Pai bertemu dengan Herdi dua hari kemudian sepulang dari kantor. Seperti biasa, Herdi menjemput Pai. Rencananya mereka mau mengobrol serius seperti yang dijanjikan Pai sekaligus nonton berdua.
“Gimana Pai, masih aktif di gym?” celetuk Herdi dalam perjalanan menuju ke Grand City Mall.
Pai meringis seraya menggeleng pelan.
“Lho kok, gitu?”
“Nggak ada kamu jadi nggak asyik, sih.”
“Masa’?”
“Iya, soalnya temen-temenku juga nggak ada yang nge-gym. Aku sendiri aslinya geli ke gym karena mau nggak mau pasti liat para lelaki dengan badan kingkong eh, maksudku terlalu kekar. Geli, hiii...”
Herdi terkekeh. “Ya ampun sampai segitunya sih, Pai?”
Pai mengangguk cepat. “Nggak tahu, geli aja,” pungkas Pai santai.
“Eh, aku belum kenal sama temen-temenmu, ya?”
Pai terkesiap.

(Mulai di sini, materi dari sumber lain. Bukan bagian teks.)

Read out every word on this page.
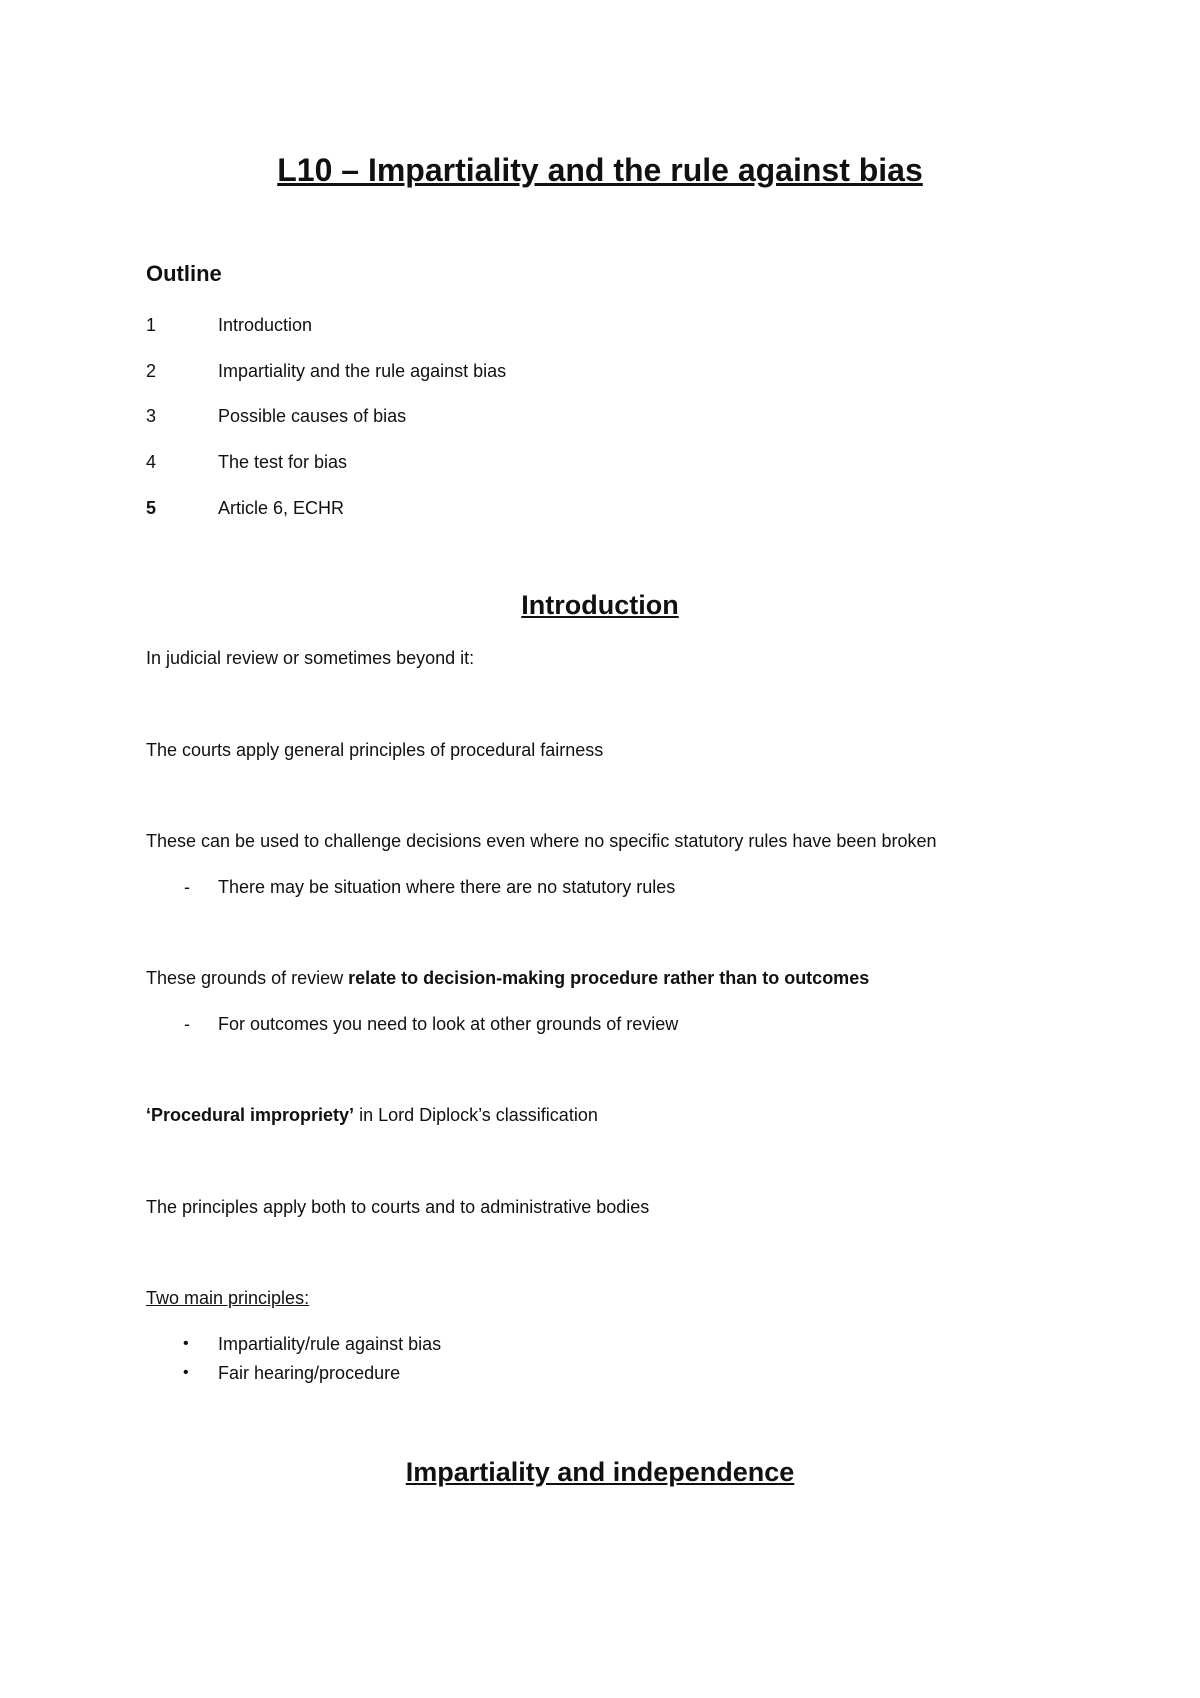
L10 – Impartiality and the rule against bias
Outline
1	Introduction
2	Impartiality and the rule against bias
3	Possible causes of bias
4	The test for bias
5	Article 6, ECHR
Introduction
In judicial review or sometimes beyond it:
The courts apply general principles of procedural fairness
These can be used to challenge decisions even where no specific statutory rules have been broken
- There may be situation where there are no statutory rules
These grounds of review relate to decision-making procedure rather than to outcomes
- For outcomes you need to look at other grounds of review
‘Procedural impropriety’ in Lord Diplock’s classification
The principles apply both to courts and to administrative bodies
Two main principles:
• Impartiality/rule against bias
• Fair hearing/procedure
Impartiality and independence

O-ow...
“Emm...” Pai menyisir rambut potongan bob-nya lalu diselipkan ke balik telinganya. “Kapan-kapan aku kenalin.”
Pai berbohong. Ia sama sekali tak punya ide untuk mempertemukan Herdi dengan Medi, Robin bahkan Erika. Sekarang Pai menganggap Robin dan Erika teman dekatnya juga.

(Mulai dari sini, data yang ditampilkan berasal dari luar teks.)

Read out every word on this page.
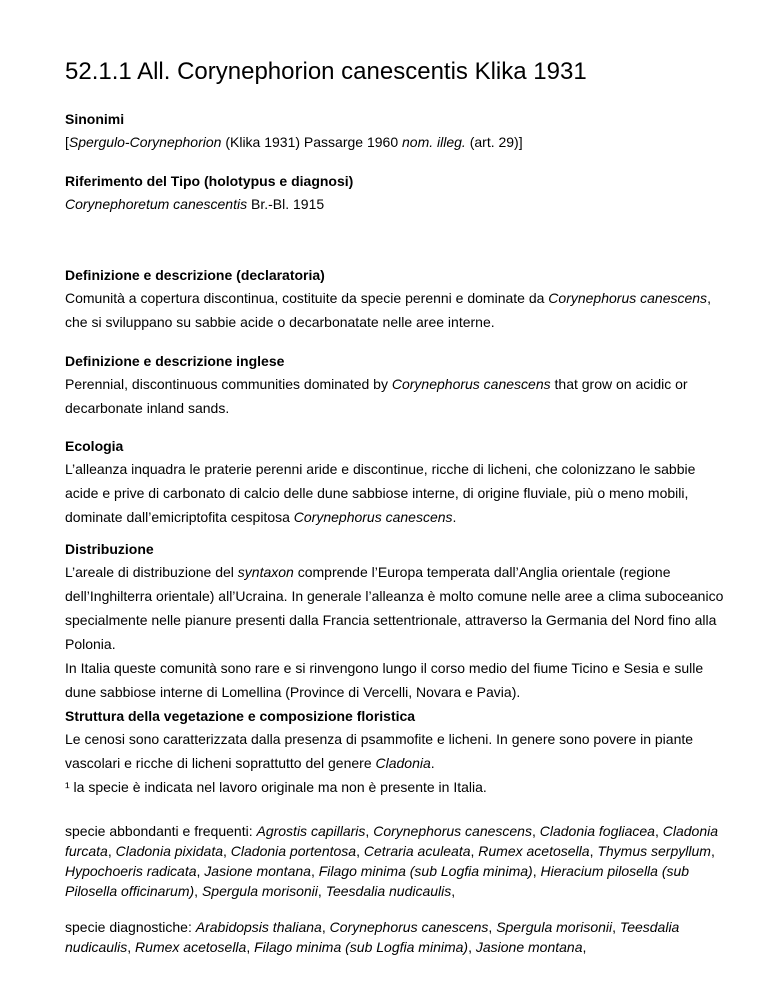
52.1.1 All. Corynephorion canescentis Klika 1931

Sinonimi

[Spergulo-Corynephorion (Klika 1931) Passarge 1960 nom. illeg. (art. 29)]

Riferimento del Tipo (holotypus e diagnosi)

Corynephoretum canescentis Br.-Bl. 1915

Definizione e descrizione (declaratoria)

Comunità a copertura discontinua, costituite da specie perenni e dominate da Corynephorus canescens, che si sviluppano su sabbie acide o decarbonatate nelle aree interne.

Definizione e descrizione inglese

Perennial, discontinuous communities dominated by Corynephorus canescens that grow on acidic or decarbonate inland sands.

Ecologia

L’alleanza inquadra le praterie perenni aride e discontinue, ricche di licheni, che colonizzano le sabbie acide e prive di carbonato di calcio delle dune sabbiose interne, di origine fluviale, più o meno mobili, dominate dall’emicriptofita cespitosa Corynephorus canescens.

Distribuzione

L’areale di distribuzione del syntaxon comprende l’Europa temperata dall’Anglia orientale (regione dell’Inghilterra orientale) all’Ucraina. In generale l’alleanza è molto comune nelle aree a clima suboceanico specialmente nelle pianure presenti dalla Francia settentrionale, attraverso la Germania del Nord fino alla Polonia.

In Italia queste comunità sono rare e si rinvengono lungo il corso medio del fiume Ticino e Sesia e sulle dune sabbiose interne di Lomellina (Province di Vercelli, Novara e Pavia).

Struttura della vegetazione e composizione floristica

Le cenosi sono caratterizzata dalla presenza di psammofite e licheni. In genere sono povere in piante vascolari e ricche di licheni soprattutto del genere Cladonia.

¹ la specie è indicata nel lavoro originale ma non è presente in Italia.

specie abbondanti e frequenti: Agrostis capillaris, Corynephorus canescens, Cladonia fogliacea, Cladonia furcata, Cladonia pixidata, Cladonia portentosa, Cetraria aculeata, Rumex acetosella, Thymus serpyllum, Hypochoeris radicata, Jasione montana, Filago minima (sub Logfia minima), Hieracium pilosella (sub Pilosella officinarum), Spergula morisonii, Teesdalia nudicaulis,

specie diagnostiche: Arabidopsis thaliana, Corynephorus canescens, Spergula morisonii, Teesdalia nudicaulis, Rumex acetosella, Filago minima (sub Logfia minima), Jasione montana,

Herdi mengangguk tersenyum.
*
Acara nonton batal karena Pai meminta waktu lebih kepada Herdi untuk bicara berdua. Karena pembahasan kali ini memanglah serius dan Pai ingin membicarakannya dalam situasi senyaman mungkin, mereka memilih ke restoran yang tak terlalu bising. Mereka menghindari area food court.
Usai memesan makanan kemudian tak berselang lama makanan dan minuman datang, mereka memilih menghabiskan makanan itu terlebih dahulu.
Dirasa sudah punya tenaga untuk bisa bicara dengan tenang dan nyaman, Pai mulai membuka topik percakapan.
“Herdi, aku minta kamu jujur sejujur-jujurnya ke aku. Aku minta maaf kalau aku lancang tapi aku butuh kejelasan supaya tidak ada fitnah atau menimbulkan situasi yang tidak nyaman antara aku dan kamu.”
“Kenapa, Pai?”
“Kamu menganggapku teman, kan?”
“Tentu. Bahkan lebih.”
Pai menarik diri dari posisi duduknya yang sebelumnya condong ke arah Herdi. Lalu kedua pangkal alisnya bertautan.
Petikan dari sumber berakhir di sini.